Book Review: Nearly All The Men In Lagos Are Mad by Damilare Kuku

Sistah Girls, have you ever not been looking for and yet found just the book you wanted? I mean, it is the sweetest feeling ever!

The hard work of searching for a good novel no be here (not easy), which is why my baby gal, Sandra, deserves an award for recommending Damilare Kuku’s Nearly All the Men in Lagos are Mad. Just hearing the title alone I was like, “osheyyy!” (that’s what I’m talking about)

By the way, just putting it out there, this book is not a man-bashing narrative, rather it is a mix of experiences that is centered on the lives of women.

Let’s Get Into It

First off, short story collections are not my thing, but this babanla (king) of all attention grabbers book title drew me in. You know how some short story collections can feel like disjointed ends of a fabric that is sewn together?

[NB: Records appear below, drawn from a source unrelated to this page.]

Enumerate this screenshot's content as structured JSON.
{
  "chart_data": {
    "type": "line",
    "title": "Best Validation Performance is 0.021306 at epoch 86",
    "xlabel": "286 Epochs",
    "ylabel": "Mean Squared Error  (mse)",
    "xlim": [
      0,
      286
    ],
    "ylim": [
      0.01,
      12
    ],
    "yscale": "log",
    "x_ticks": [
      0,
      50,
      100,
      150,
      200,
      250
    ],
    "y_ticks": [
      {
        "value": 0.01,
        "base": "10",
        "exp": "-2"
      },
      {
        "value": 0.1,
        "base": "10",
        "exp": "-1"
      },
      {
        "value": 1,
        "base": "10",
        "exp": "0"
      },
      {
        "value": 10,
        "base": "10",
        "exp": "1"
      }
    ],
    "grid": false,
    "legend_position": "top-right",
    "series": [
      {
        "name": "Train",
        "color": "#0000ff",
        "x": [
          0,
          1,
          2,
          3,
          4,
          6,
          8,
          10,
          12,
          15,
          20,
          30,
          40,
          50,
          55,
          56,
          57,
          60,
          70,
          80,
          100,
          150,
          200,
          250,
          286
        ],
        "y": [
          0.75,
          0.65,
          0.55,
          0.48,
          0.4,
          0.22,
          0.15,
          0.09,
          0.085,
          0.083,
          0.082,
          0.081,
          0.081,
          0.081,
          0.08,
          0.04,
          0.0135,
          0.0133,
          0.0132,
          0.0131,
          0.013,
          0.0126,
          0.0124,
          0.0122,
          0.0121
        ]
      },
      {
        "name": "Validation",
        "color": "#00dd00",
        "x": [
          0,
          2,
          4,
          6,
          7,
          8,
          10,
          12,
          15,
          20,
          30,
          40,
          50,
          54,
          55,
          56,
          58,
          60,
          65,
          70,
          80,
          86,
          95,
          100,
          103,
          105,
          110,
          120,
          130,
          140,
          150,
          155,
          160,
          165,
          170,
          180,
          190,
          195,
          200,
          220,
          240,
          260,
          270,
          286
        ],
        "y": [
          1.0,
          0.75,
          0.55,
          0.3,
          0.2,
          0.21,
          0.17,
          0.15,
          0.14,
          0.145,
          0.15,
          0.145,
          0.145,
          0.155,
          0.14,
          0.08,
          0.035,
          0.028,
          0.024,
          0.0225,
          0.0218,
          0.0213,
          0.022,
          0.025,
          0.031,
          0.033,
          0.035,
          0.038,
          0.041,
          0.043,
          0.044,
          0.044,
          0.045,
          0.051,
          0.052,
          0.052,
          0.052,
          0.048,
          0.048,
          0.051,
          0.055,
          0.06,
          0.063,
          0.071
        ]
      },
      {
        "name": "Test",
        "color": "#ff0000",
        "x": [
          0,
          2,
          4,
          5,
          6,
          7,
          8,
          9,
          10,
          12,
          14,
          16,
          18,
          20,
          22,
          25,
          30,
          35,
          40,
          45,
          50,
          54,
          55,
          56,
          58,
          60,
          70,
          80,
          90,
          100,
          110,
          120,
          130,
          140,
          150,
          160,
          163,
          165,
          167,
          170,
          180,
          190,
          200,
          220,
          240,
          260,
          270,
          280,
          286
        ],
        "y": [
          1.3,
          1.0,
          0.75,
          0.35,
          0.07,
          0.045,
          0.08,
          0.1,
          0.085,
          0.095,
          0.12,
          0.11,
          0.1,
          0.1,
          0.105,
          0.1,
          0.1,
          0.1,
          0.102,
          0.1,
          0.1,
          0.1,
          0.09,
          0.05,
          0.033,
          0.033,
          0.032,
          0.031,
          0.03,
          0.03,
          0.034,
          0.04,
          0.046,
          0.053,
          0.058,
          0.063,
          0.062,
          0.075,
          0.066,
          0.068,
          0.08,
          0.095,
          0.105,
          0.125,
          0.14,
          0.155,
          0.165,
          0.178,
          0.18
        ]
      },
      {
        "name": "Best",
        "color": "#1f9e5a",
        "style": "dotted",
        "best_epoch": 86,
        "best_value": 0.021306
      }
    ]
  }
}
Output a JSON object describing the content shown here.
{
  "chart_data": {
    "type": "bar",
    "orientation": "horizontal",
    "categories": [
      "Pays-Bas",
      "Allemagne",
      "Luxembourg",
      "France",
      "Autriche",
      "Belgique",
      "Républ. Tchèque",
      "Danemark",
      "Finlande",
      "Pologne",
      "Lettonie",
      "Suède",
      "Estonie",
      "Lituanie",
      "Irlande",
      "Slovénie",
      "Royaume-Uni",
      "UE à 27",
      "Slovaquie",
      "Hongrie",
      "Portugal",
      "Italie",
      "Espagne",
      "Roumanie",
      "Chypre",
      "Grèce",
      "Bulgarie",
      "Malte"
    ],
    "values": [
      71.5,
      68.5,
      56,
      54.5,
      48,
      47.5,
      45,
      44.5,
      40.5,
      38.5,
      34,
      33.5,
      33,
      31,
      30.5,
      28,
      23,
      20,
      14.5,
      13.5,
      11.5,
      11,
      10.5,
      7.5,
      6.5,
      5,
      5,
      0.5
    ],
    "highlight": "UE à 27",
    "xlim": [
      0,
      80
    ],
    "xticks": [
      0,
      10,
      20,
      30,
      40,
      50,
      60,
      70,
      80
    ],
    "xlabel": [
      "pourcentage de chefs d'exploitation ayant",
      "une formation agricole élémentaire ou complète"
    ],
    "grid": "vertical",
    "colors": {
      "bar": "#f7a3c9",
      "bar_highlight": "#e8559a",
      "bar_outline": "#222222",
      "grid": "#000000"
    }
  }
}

This doesn’t feel that way, I would say that it feels as good as reading a thread of tweets around the same focus. So no, moving from “The Anointed Wife” to “International Relations” and then to “Ode-Pus Complex” does not give you a headache or leave you confused.

If anything, Nearly All the Men in Lagos are Mad is equal parts depth and cruise.

What I Enjoyed

One of the main things I enjoyed about this book is that the stories are relatable–the tales are such that you cannot help but draw parallels to real ones.

Me, reading the story of “The Anointed Wife” and saying, “spot on,” (Damilare, we know who this could be about o, but carry on, I’m loving it). Leaving that aside, Kuku’s choice of words are culturally accurate.

And not just culturally accurate but current: replete with the lingo and whatnot that is sure to draw more than a few laughs from you while also giving a picture-correct description of scenes as they occur in the Nigerian space.

I appreciate a book that has lots to offer; when I was reading “International Relations,” I felt treated to someone’s personal diary. In contrast to that, “The Gigolo from Isale Eko,” felt like a dramatic somrin’ (something) with its character-audience dialogue, like in The Bernie Mac Show and Modern Family, omo (men) the book reading would be something.

Sistah Girls, the vibes on vibes I was getting while reading Nearly All the Men in Lagos are Mad, had me wishing for more when I noticed I had finished it.

Oh, did I forget, the nod in referencing Ayobami Adebayo’s novel, Stay with Me, is the kind of thing that trips me. See ehn, I know, I’m a certified aproko (gossip) with my full-chest (proudly), so, that kind of reference gives me a glimpse of Kuku’s own novel preferences, which I may have never been privy to.

Plus, it adds a realistic appeal to the work, in my opinion, sa. Bottom line, I enjoyed this read, this is her first book, I’m impressed and excited to see whatever she writes next.